# Just took dinner out of the oven.



## Paradox (Oct 1, 2012)

Looks and smells so good I thought it needed some quiet protection. :O Even Merlin thinks it might be good.


----------



## Zwiefel (Oct 2, 2012)

Thats not quite as effective at portioning as a good blade....but still nice...beautiful doggie too.


----------



## AFKitchenknivesguy (Oct 3, 2012)

Is that a Sig Mesquito with the fake can?


----------



## Korin_Mari (Oct 3, 2012)

That looks delicious! And your dog is gorgeous. Husky? 

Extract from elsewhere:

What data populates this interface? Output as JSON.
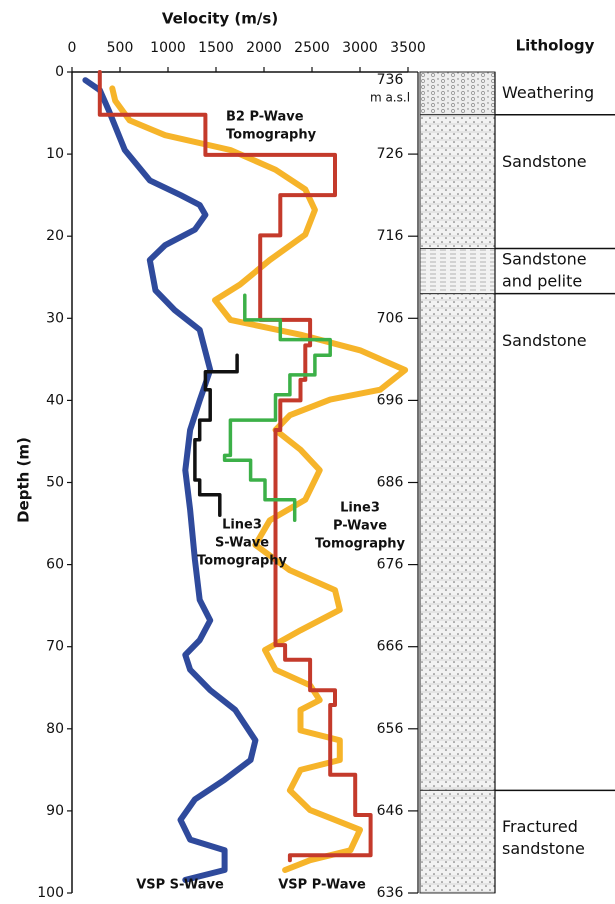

May I ask why you have a gun there though? LOL


----------



## mr drinky (Oct 3, 2012)

Just a safety note. In our house we always try to remember to turn the barrel with silencer away from the counter edge so kids can't grab it 

k.


----------



## brainsausage (Oct 3, 2012)

nothing like some casserole after a little plinking


----------



## Paradox (Oct 3, 2012)

AFKitchenknivesguy said:


> Is that a Sig Mesquito with the fake can?

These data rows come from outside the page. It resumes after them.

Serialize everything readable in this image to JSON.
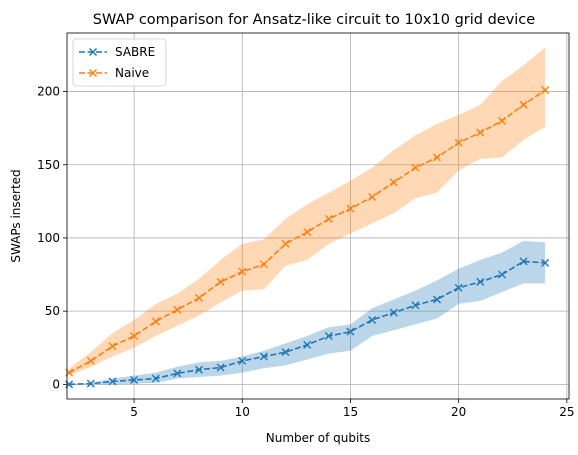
{
  "chart_data": {
    "type": "line",
    "title": "SWAP comparison for Ansatz-like circuit to 10x10 grid device",
    "xlabel": "Number of qubits",
    "ylabel": "SWAPs inserted",
    "xlim": [
      1.9,
      25.1
    ],
    "ylim": [
      -10,
      240
    ],
    "xticks": [
      5,
      10,
      15,
      20,
      25
    ],
    "yticks": [
      0,
      50,
      100,
      150,
      200
    ],
    "xtick_labels": [
      "5",
      "10",
      "15",
      "20",
      "25"
    ],
    "ytick_labels": [
      "0",
      "50",
      "100",
      "150",
      "200"
    ],
    "grid": true,
    "legend": {
      "position": "top-left"
    },
    "x": [
      2,
      3,
      4,
      5,
      6,
      7,
      8,
      9,
      10,
      11,
      12,
      13,
      14,
      15,
      16,
      17,
      18,
      19,
      20,
      21,
      22,
      23,
      24
    ],
    "series": [
      {
        "name": "SABRE",
        "color": "#1f77b4",
        "values": [
          0,
          0.5,
          2,
          3,
          4,
          7.5,
          10,
          11.5,
          16,
          19,
          22,
          27,
          33,
          36,
          44,
          49,
          54,
          58,
          66,
          70,
          75,
          84,
          83
        ],
        "lower": [
          0,
          0,
          0,
          0.5,
          1,
          4,
          5,
          6,
          8,
          11,
          13,
          17,
          21,
          23,
          33,
          37,
          41,
          45,
          55,
          57,
          63,
          69,
          69
        ],
        "upper": [
          0,
          1,
          4,
          6,
          8,
          12,
          15,
          16,
          19,
          23,
          28,
          33,
          39,
          41,
          52,
          58,
          64,
          71,
          79,
          85,
          90,
          98,
          97
        ]
      },
      {
        "name": "Naive",
        "color": "#ff7f0e",
        "values": [
          8,
          16,
          26,
          33,
          43,
          51,
          59,
          70,
          77,
          82,
          96,
          104,
          113,
          120,
          128,
          138,
          148,
          155,
          165,
          172,
          180,
          191,
          201
        ],
        "lower": [
          6,
          12,
          19,
          25,
          33,
          40,
          47,
          56,
          64,
          65,
          81,
          85,
          96,
          103,
          110,
          117,
          127,
          131,
          146,
          154,
          155,
          167,
          176
        ],
        "upper": [
          11,
          22,
          35,
          44,
          55,
          62,
          72,
          85,
          96,
          99,
          113,
          123,
          131,
          139,
          148,
          160,
          170,
          178,
          184,
          191,
          207,
          218,
          230
        ]
      }
    ]
  }
}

It's a Ruger SR-22 with a real can.



Korin_Mari said:


> That looks delicious! And your dog is gorgeous. Husky?
> 
> May I ask why you have a gun there though? LOL



Thank you, he's a Husky mixed with some other stuff not really known.

The gun is to dispatch any potential Mac-N-Cheese thieves that may happen along to try and take our grub.  Something that wonderful deserves some protection, don't you agree?


----------



## DeepCSweede (Oct 3, 2012)

mr drinky said:


> Just a safety note. In our house we always try to remember to turn the barrel with silencer away from the counter edge so kids can't grab it
> 
> k.




lus1:
I think my Australian Shepard might snatch it up and end up shooting someone.


----------



## makanouchi (Nov 19, 2012)

I don't know, I would use a sweet blade as a deterrent.


----------